The NFL doesn’t like the spread of the spread.

Pity the poor oligarchs.

Even if a spring league did nothing more than expedite the development of a handful of quarterbacks, helping them go from marginal prospects to winning NFL passers, that alone would be a boon. There are simply not enough reps to go around, not enough opportunities to actually get them on the field in anything approximating a game situation, and with fewer and fewer college programs running traditional pro-style offenses, the problem appears to be growing.

Oh, noes!

“I don’t know why it hasn’t happened to this point. I think the league wants to do it. There must be something blocking it. There must be some factors that are keeping it from going in that direction, because I’ve never heard anybody say they don’t want to do it. So I think you’d have to ask the higher-ups in the league really what’s holding it up.”

Dude, shit like that costs money.  Money the league has never had to spend before because the college game’s been so accommodating.  Now that it’s not so much, NFL teams are having to spend money and resources in different ways.

As for the players, the state of offensive line play has been driving coaches bonkers, with all the spread formations being used in college sending many of these youngsters to the pros without the fundamentals once taken for granted, and coaches believe a league like this could greatly hasten that learning curve.
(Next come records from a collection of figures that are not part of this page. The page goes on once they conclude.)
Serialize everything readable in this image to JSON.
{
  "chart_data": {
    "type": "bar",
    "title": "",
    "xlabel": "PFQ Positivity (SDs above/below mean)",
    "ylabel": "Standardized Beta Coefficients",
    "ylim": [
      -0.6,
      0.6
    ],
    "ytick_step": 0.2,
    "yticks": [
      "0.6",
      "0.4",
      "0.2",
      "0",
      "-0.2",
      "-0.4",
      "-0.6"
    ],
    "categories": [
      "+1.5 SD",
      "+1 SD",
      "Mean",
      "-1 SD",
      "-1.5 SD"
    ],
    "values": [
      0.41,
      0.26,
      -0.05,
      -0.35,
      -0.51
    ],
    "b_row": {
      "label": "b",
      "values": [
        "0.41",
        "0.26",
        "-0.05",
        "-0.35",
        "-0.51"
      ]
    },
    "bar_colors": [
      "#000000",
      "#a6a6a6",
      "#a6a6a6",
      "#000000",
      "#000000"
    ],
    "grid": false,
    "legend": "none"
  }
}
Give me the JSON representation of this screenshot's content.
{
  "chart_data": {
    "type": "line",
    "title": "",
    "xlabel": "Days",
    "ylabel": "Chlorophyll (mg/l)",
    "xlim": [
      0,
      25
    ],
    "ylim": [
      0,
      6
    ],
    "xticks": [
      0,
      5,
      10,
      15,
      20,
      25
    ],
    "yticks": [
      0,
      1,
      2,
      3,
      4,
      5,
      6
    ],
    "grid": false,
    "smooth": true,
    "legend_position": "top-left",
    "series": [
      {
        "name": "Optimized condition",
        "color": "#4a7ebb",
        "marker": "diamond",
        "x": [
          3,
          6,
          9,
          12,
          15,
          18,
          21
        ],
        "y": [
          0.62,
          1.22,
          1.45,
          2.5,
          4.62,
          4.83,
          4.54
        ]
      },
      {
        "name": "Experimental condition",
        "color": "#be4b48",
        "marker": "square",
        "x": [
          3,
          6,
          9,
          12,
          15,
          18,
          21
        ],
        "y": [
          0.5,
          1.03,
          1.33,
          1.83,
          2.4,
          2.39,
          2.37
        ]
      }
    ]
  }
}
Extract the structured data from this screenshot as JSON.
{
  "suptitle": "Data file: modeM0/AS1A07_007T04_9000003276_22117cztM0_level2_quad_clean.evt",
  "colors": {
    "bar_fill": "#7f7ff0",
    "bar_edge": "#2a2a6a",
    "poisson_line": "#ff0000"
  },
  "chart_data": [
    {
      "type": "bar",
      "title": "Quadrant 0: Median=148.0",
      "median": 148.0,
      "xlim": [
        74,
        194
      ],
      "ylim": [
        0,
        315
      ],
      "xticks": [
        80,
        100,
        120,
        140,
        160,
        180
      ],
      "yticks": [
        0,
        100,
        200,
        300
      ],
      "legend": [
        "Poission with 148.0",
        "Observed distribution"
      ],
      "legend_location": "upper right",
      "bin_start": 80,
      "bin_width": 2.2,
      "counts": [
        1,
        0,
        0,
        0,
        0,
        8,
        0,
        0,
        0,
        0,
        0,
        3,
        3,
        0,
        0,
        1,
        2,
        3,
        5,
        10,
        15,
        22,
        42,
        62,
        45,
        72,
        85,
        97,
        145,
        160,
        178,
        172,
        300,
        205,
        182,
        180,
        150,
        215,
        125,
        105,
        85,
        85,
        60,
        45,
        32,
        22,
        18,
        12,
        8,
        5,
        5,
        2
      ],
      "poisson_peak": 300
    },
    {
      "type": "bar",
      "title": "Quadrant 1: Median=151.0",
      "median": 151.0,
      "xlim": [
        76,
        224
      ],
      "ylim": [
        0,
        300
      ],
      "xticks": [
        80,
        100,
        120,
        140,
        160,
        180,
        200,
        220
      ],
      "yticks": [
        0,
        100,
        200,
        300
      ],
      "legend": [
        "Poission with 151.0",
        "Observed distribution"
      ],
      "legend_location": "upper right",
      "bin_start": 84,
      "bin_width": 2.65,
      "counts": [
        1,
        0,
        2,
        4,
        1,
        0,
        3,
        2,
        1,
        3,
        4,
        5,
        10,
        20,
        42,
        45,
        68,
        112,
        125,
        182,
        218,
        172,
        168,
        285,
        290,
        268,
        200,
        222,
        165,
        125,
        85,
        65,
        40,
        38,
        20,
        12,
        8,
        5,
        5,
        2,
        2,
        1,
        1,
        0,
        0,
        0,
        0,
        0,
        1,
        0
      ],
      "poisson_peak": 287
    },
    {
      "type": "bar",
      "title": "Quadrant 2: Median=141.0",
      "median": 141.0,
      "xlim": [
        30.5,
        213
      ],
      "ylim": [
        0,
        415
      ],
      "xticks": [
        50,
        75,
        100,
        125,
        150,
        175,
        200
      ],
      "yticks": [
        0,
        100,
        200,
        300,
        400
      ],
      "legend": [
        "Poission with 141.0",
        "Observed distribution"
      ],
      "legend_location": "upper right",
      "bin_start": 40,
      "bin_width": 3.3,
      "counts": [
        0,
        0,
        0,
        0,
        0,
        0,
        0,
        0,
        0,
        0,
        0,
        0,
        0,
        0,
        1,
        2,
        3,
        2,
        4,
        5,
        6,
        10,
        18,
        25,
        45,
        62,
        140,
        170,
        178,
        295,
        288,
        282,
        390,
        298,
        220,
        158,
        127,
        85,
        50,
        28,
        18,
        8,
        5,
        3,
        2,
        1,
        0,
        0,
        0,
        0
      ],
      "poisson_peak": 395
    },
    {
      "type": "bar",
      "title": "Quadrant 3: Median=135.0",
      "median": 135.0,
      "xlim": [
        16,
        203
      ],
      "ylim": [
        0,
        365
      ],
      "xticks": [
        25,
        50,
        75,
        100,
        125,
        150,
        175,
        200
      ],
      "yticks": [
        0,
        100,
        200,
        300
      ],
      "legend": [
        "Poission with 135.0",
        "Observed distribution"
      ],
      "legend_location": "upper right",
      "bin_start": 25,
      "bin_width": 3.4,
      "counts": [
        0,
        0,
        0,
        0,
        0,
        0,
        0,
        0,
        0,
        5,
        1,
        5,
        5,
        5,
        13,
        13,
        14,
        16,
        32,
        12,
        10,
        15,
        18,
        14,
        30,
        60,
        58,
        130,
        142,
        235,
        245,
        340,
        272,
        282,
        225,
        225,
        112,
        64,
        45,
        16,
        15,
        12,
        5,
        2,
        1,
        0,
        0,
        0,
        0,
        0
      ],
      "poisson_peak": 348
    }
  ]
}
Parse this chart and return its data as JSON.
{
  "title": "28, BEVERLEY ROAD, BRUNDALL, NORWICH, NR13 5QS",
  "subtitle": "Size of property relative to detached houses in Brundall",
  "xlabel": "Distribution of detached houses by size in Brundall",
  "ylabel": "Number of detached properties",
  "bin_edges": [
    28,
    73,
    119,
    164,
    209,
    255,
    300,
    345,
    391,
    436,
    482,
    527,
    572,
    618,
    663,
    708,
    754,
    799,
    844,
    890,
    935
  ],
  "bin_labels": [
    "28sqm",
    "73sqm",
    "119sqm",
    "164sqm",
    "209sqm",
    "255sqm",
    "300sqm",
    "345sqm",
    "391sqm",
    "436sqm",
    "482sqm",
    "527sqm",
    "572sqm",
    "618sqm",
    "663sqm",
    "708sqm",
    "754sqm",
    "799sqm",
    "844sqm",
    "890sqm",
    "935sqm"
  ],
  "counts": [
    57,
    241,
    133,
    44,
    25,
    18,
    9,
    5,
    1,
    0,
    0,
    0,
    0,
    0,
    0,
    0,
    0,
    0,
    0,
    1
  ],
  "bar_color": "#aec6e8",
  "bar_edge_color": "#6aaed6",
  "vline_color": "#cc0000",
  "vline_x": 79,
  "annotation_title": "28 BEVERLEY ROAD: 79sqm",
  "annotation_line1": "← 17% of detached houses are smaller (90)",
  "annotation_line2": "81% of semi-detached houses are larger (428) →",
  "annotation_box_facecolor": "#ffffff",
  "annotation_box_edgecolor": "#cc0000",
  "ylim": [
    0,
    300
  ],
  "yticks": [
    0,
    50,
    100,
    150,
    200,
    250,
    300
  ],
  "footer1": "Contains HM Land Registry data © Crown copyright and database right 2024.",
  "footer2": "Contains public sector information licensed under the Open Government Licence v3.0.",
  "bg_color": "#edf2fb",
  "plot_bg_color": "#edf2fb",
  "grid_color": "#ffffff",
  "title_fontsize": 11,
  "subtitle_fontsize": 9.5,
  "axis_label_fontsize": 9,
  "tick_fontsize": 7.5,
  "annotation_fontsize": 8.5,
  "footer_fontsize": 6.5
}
And this offseason proved more than ever how scarce quarterbacks are, with ineffective starters like Sam Bradford getting $18 million a season and a bidding war erupting over Brock Osweiler, who played middling football this season in his first seven career starts, lost his job before the playoffs to a decaying Peyton Manning and then still received $38 million guaranteed.

Damn, that’s gotta suck.


Filed under Strategery And Mechanics, The NFL Is Your Friend.

10 responses to “The NFL doesn’t like the spread of the spread.

  1. Jared S.

    Speaking of which, it looks like Aaron Murray is inching his way closer to an NFL start….. Hope he gets the chance at the time that’s the best for him to prove he’s got what it takes to be a great NFL quarterback. I really think he does…. could be like the second coming of Drew Brees. =D


    • It’s going to be interesting in KC to see who gets left out among Murray, Bray and Kevin Hogan. Alex Smith isn’t getting any younger, so Murray could position himself as the heir apparent with a good camp this summer.


      • Bulldog Joe

        True, but it will be a tough road to navigate this year.

        Chiefs head coach Andy Reid named Brad Childress and Matt Nagy as co-offensive coordinators, while assigning play calling duties to himself. They have some talent, but this doesn’t look like a path to success.


        • No doubt … I don’t follow the NFL closely enough to know who does what, but I would like to see Murray get a shot to show what he can do other than wear a headset and carry a clipboard … But he does get paid very well to do those things.


  2. JCDAWG83

    Cry me a river NFL. The solution to their problem is in their own hands. All they have to do is do away with their age discriminatory rule about players not being eligible until they are 21. Of course, that would require spending some money on a farm system and the current college system falls all over itself to do that for the NFL so the NFL has absolutely zero incentive to do that.


    • Gaskilldawg

      Actually the age at which players are eligible to be drafted in a collective bargaining issue, so the NFL would have to negotiate that lowering age of entry with the NFL PA. The issue for the NFL PA is that no college guys are members, and aging veterans are members, so the members trying to hold on for another year or two won’t ant more younger talent entering the league.

      As usual, the issues are more complicated that you think.


  3. watcher16

    Reminds me of comments like this I recently saw in a recruiting article on AJC:

    Playing his college ball receiver or safety would give him his best shot at the NFL. So that’s his likely college spot, but there’s one exception to that.

    “It is at Auburn, though,” he said. “I could be a quarterback here.”


  4. Hogbody Spradlin

    Het, you wanna call the tune, you pay the piper. Works both ways Bucko!


  5. Cousin Eddie

    How long before they (NFL) start paying middle of the pack power 5 schools to go back to the Pro-Style O and endorsing them publicly as a chance to get to the NFL. I could see the NFL paying UK or Vandy $ to go to Pro-Style O and stating they would offer all players leaving at a minimum a shot as an undrafted FA once they graduate. The NFL would have rotating coaches work with the school to help instruct to get a better quality player out the back door. The school gets $ and free publicity as a guaranteed chance at the NFL. Could possibly use it to recruit better players hoping to go the NFL? NFL doesn’t have to pay for a true development league.


  6. Connor

    I was thinking about this post and wondered; when did college ever serve as an ideal training ground for pro-style offenses? This just feels like the “good ole days” of amateurism that never really existed. Was Nebraska’s offense under Tom Osborn or Spurrier’s at Florida ideal for prepping offensive players for the NFL? Just sounds like sour grapes from the NFL folks.